Sage Therapeutics Inc. announced it has received FDA fast track designation for SAGE-718 as a potential treatment for Huntington’s disease.

“Cognitive decline is often one of the earliest signs of [Huntington’s disease (HD)], and this decline, in addition to other symptoms, results in a devastating impact on independence, general functioning and quality of life,” Jim Doherty, PhD, chief research officer at Sage Therapeutics, said in a press release from the company. “We believe that improving cognitive function is one of the core paths to maintaining quality of life in HD and remains an area of significant unmet medical need.”
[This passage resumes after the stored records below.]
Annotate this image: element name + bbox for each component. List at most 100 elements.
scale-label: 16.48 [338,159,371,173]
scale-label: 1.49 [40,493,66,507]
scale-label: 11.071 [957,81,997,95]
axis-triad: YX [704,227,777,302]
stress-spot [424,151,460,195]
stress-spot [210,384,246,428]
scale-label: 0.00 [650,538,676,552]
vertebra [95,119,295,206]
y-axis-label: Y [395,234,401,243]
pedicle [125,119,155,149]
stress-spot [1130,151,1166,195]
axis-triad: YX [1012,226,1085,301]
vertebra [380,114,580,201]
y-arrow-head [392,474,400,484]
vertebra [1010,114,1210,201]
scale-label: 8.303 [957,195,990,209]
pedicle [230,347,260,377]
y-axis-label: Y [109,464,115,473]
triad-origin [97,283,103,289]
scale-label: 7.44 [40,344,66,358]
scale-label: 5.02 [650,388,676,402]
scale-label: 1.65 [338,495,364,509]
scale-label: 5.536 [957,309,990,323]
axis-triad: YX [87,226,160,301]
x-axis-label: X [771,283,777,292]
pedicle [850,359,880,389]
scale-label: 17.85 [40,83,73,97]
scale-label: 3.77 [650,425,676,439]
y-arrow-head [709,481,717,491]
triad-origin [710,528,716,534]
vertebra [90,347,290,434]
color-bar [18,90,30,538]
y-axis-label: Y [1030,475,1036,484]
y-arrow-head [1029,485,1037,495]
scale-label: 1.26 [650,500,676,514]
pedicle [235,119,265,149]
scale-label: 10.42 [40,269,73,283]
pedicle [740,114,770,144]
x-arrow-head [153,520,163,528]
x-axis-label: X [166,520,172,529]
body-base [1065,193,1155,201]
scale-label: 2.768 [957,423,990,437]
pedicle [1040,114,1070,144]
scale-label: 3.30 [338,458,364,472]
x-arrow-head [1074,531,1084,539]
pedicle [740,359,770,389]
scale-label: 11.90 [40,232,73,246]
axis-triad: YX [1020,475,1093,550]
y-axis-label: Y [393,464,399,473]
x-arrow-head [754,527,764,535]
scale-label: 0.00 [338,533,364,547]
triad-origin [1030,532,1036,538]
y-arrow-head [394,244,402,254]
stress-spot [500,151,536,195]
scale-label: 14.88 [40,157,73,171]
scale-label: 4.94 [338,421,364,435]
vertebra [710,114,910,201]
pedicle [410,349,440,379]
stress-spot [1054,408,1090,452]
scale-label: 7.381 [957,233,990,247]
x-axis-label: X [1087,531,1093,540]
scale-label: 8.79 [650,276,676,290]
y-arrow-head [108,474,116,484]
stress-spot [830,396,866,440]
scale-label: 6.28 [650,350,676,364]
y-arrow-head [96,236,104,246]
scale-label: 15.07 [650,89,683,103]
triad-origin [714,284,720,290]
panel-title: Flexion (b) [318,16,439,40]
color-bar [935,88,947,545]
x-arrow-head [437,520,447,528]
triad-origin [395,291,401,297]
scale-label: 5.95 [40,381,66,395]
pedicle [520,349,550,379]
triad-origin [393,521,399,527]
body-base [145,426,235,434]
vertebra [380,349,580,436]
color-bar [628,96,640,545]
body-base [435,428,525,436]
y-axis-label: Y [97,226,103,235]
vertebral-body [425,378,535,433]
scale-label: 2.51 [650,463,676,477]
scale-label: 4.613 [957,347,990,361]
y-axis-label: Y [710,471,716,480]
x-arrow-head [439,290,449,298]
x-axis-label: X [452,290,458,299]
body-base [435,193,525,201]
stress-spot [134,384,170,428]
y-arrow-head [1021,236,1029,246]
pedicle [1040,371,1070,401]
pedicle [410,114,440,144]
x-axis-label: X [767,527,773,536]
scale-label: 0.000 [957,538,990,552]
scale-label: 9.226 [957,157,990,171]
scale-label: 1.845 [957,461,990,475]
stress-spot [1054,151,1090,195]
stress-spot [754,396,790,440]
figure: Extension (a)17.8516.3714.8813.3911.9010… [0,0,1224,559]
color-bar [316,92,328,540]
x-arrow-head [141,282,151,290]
According to Doherty, studies have shown an association between SAGE-718 and improved cognitive performance, particularly in the executive functioning domain. The treatment is an N-methyl-D-aspartate (NMDA) receptor positive allosteric modulator in development as a potential oral therapy for cognitive disorders linked to NMDA receptor dysfunction, such as HD, Parkinson’s disease and Alzheimer’s disease. Ongoing studies seek to assess whether SAGE-718 can improve cognitive symptoms for these disorders.

Sage Therapeutics intends to initiate a placebo-controlled phase 2 trial with SAGE-718 for early-to-moderate HD in late 2021, the company said in the release.

“The FDA fast track designation is an important milestone in the development of SAGE-718, as it provides opportunities to engage collaboratively with the FDA to further clinical development and future regulatory review of SAGE-718 for the treatment of HD,” Doherty said.